RADIO The first regularly scheduled radio broadcasts in the U. S. began in 1920. The sale of advertising began in 1922, establishing commercial broadcasting as an industry. A coast-to-coast hookup began early in 1924, and expansion of both audience and transmission facilities continued rapidly. Radio is generally the first of news media to report a local story or a news service bulletin. A radio announcer can interrupt a programme with a news flash as soon as the report comes in. Most stations present regular news bulletins every half-hour or hour. The national radio broadcast major news events. However, most radio news bulletins do not report the news in detail. In a five minute broadcast the stories average less then 30 seconds each. Radio also provide weather forecasts and traffic information.
TELEVISION Experiments in broadcasting television began in the 1920s but were interrupted by World War II. By 1992 the U. S. had 1,505 television stations, and cable television systems in the U. S. served over 56 million households. Television signals are also now transmitted from satellites direct to household satellite dishes.
Television is the main source of news for many households around the world. TV does what none of the other media can: it brings the sight and sounds of some important news events by means of filmed, taped or live reports. Like regular radio news bulletins, daily TV news programmes provide only brief accounts of relatively new stories. But the visual aspect of TV news story can often help viewers understand the story. In addition to daily news reports, television covers special news events. Coverage of such an event may replace many hours of regular TV shows. Television also broadcasts in-depth programmes that help explain a story or subject. Such programmes, which run from half an hour to three hours, include docummentaries and interview programmes. Most docummentaries are filmed or taped. They may perform such subjects as crime, foreign policy, or race relations. Interview programmes, which are usually broadcast live, may consist of a panel of journalists who ask questions of a major figure in the news.
The importance of mass media and journalism has greatly increased in recent years. In democratic countries, people depend on the news media for the fair and truthful reporting of current events. Freedom of the press encourages the exchange of ideas among citizens. In governmet-controlled countries, however, the news media serve as an instrument of the state.
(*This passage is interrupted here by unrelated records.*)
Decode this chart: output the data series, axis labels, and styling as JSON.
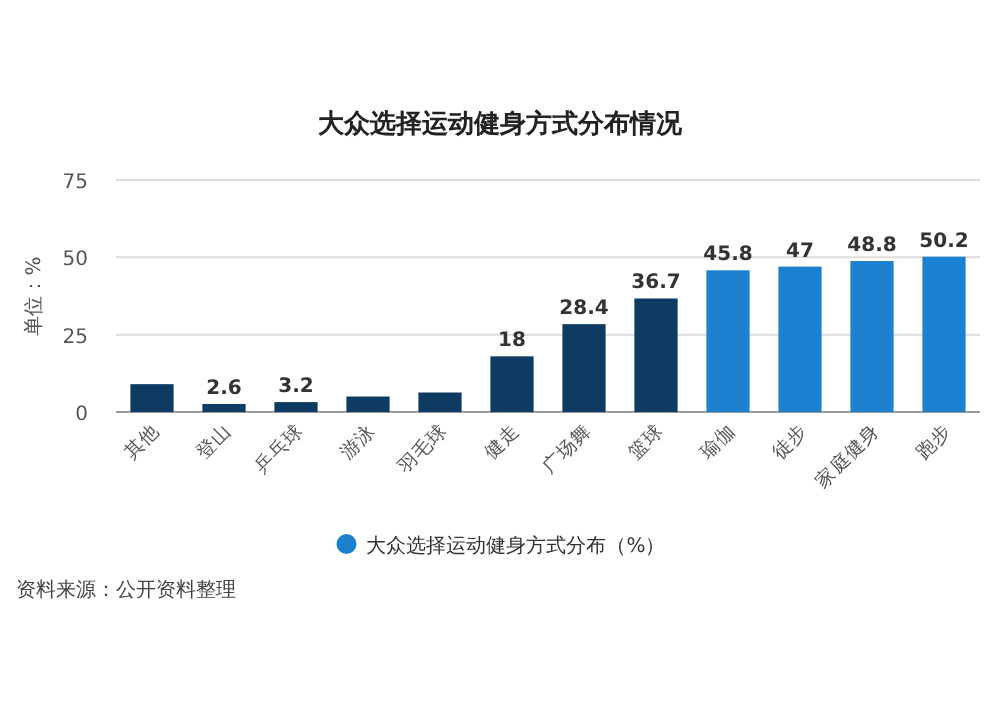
{
  "chart_data": {
    "type": "bar",
    "title": "大众选择运动健身方式分布情况",
    "ylabel": "单位：%",
    "categories": [
      "其他",
      "登山",
      "乒乓球",
      "游泳",
      "羽毛球",
      "健走",
      "广场舞",
      "篮球",
      "瑜伽",
      "徒步",
      "家庭健身",
      "跑步"
    ],
    "series": [
      {
        "name": "大众选择运动健身方式分布（%）",
        "color": "#1a80cf",
        "colors": [
          "#0d3a60",
          "#0d3a60",
          "#0d3a60",
          "#0d3a60",
          "#0d3a60",
          "#0d3a60",
          "#0d3a60",
          "#0d3a60",
          "#1a80cf",
          "#1a80cf",
          "#1a80cf",
          "#1a80cf"
        ],
        "values": [
          9,
          2.6,
          3.2,
          5,
          6.3,
          18,
          28.4,
          36.7,
          45.8,
          47,
          48.8,
          50.2
        ],
        "value_labels": [
          null,
          "2.6",
          "3.2",
          null,
          null,
          "18",
          "28.4",
          "36.7",
          "45.8",
          "47",
          "48.8",
          "50.2"
        ]
      }
    ],
    "ylim": [
      0,
      75
    ],
    "yticks": [
      0,
      25,
      50,
      75
    ],
    "grid": "y",
    "legend": "bottom",
    "annotations": [
      "资料来源：公开资料整理"
    ]
  }
}
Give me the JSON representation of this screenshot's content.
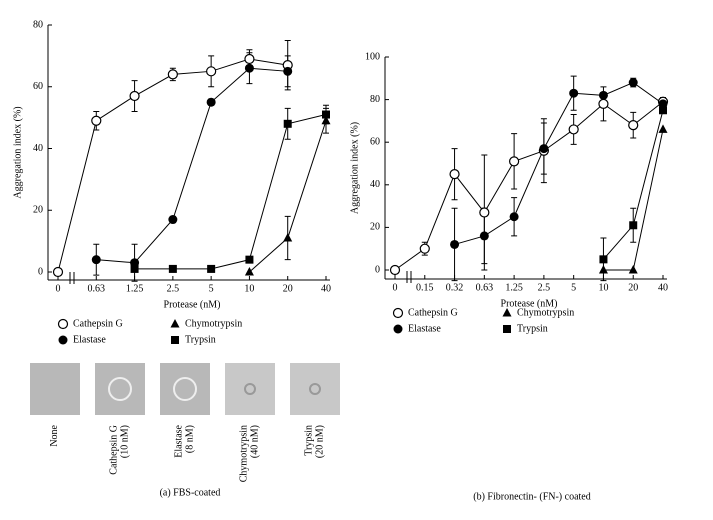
{
  "chart_data": [
    {
      "type": "line",
      "caption": "(a) FBS-coated",
      "ylabel": "Aggregation index (%)",
      "xlabel": "Protease (nM)",
      "categories": [
        "0",
        "0.63",
        "1.25",
        "2.5",
        "5",
        "10",
        "20",
        "40"
      ],
      "ylim": [
        0,
        80
      ],
      "yticks": [
        0,
        20,
        40,
        60,
        80
      ],
      "series": [
        {
          "name": "Cathepsin G",
          "color": "#000000",
          "marker": "open-circle",
          "values": [
            0,
            49,
            57,
            64,
            65,
            69,
            67,
            null
          ],
          "errors": [
            null,
            3,
            5,
            2,
            5,
            3,
            8,
            null
          ]
        },
        {
          "name": "Elastase",
          "color": "#000000",
          "marker": "filled-circle",
          "values": [
            null,
            4,
            3,
            17,
            55,
            66,
            65,
            null
          ],
          "errors": [
            null,
            5,
            6,
            1,
            1,
            5,
            5,
            null
          ]
        },
        {
          "name": "Chymotrypsin",
          "color": "#000000",
          "marker": "triangle",
          "values": [
            null,
            null,
            null,
            null,
            null,
            0,
            11,
            49
          ],
          "errors": [
            null,
            null,
            null,
            null,
            null,
            null,
            7,
            4
          ]
        },
        {
          "name": "Trypsin",
          "color": "#000000",
          "marker": "square",
          "values": [
            null,
            null,
            1,
            1,
            1,
            4,
            48,
            51
          ],
          "errors": [
            null,
            null,
            null,
            null,
            null,
            null,
            5,
            3
          ]
        }
      ]
    },
    {
      "type": "line",
      "caption": "(b) Fibronectin- (FN-) coated",
      "ylabel": "Aggregation index (%)",
      "xlabel": "Protease (nM)",
      "categories": [
        "0",
        "0.15",
        "0.32",
        "0.63",
        "1.25",
        "2.5",
        "5",
        "10",
        "20",
        "40"
      ],
      "ylim": [
        0,
        100
      ],
      "yticks": [
        0,
        20,
        40,
        60,
        80,
        100
      ],
      "series": [
        {
          "name": "Cathepsin G",
          "color": "#000000",
          "marker": "open-circle",
          "values": [
            0,
            10,
            45,
            27,
            51,
            56,
            66,
            78,
            68,
            79
          ],
          "errors": [
            null,
            3,
            12,
            27,
            13,
            15,
            7,
            8,
            6,
            2
          ]
        },
        {
          "name": "Elastase",
          "color": "#000000",
          "marker": "filled-circle",
          "values": [
            null,
            null,
            12,
            16,
            25,
            57,
            83,
            82,
            88,
            78
          ],
          "errors": [
            null,
            null,
            17,
            13,
            9,
            12,
            8,
            null,
            2,
            2
          ]
        },
        {
          "name": "Chymotrypsin",
          "color": "#000000",
          "marker": "triangle",
          "values": [
            null,
            null,
            null,
            null,
            null,
            null,
            null,
            0,
            0,
            66
          ],
          "errors": [
            null,
            null,
            null,
            null,
            null,
            null,
            null,
            null,
            null,
            null
          ]
        },
        {
          "name": "Trypsin",
          "color": "#000000",
          "marker": "square",
          "values": [
            null,
            null,
            null,
            null,
            null,
            null,
            null,
            5,
            21,
            75
          ],
          "errors": [
            null,
            null,
            null,
            null,
            null,
            null,
            null,
            10,
            8,
            null
          ]
        }
      ]
    }
  ],
  "micrographs": [
    {
      "label": [
        "None"
      ]
    },
    {
      "label": [
        "Cathepsin G",
        "(10 nM)"
      ]
    },
    {
      "label": [
        "Elastase",
        "(8 nM)"
      ]
    },
    {
      "label": [
        "Chymotrypsin",
        "(40 nM)"
      ]
    },
    {
      "label": [
        "Trypsin",
        "(20 nM)"
      ]
    }
  ]
}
The struggle against censorship began in England in the 16th-17th cent. In the American colonies it began in 1734. Only 20% of the world’s people live in countries that have a free press. But in government-controlled countries journalists can still broadcast or write only what national leaders allow. Media forms public opinion now. A lot of politicians strive to possess mass media. Media carries great possibilities for society, but they are not only good ones. Nobody should forget, that media- is the fourth power.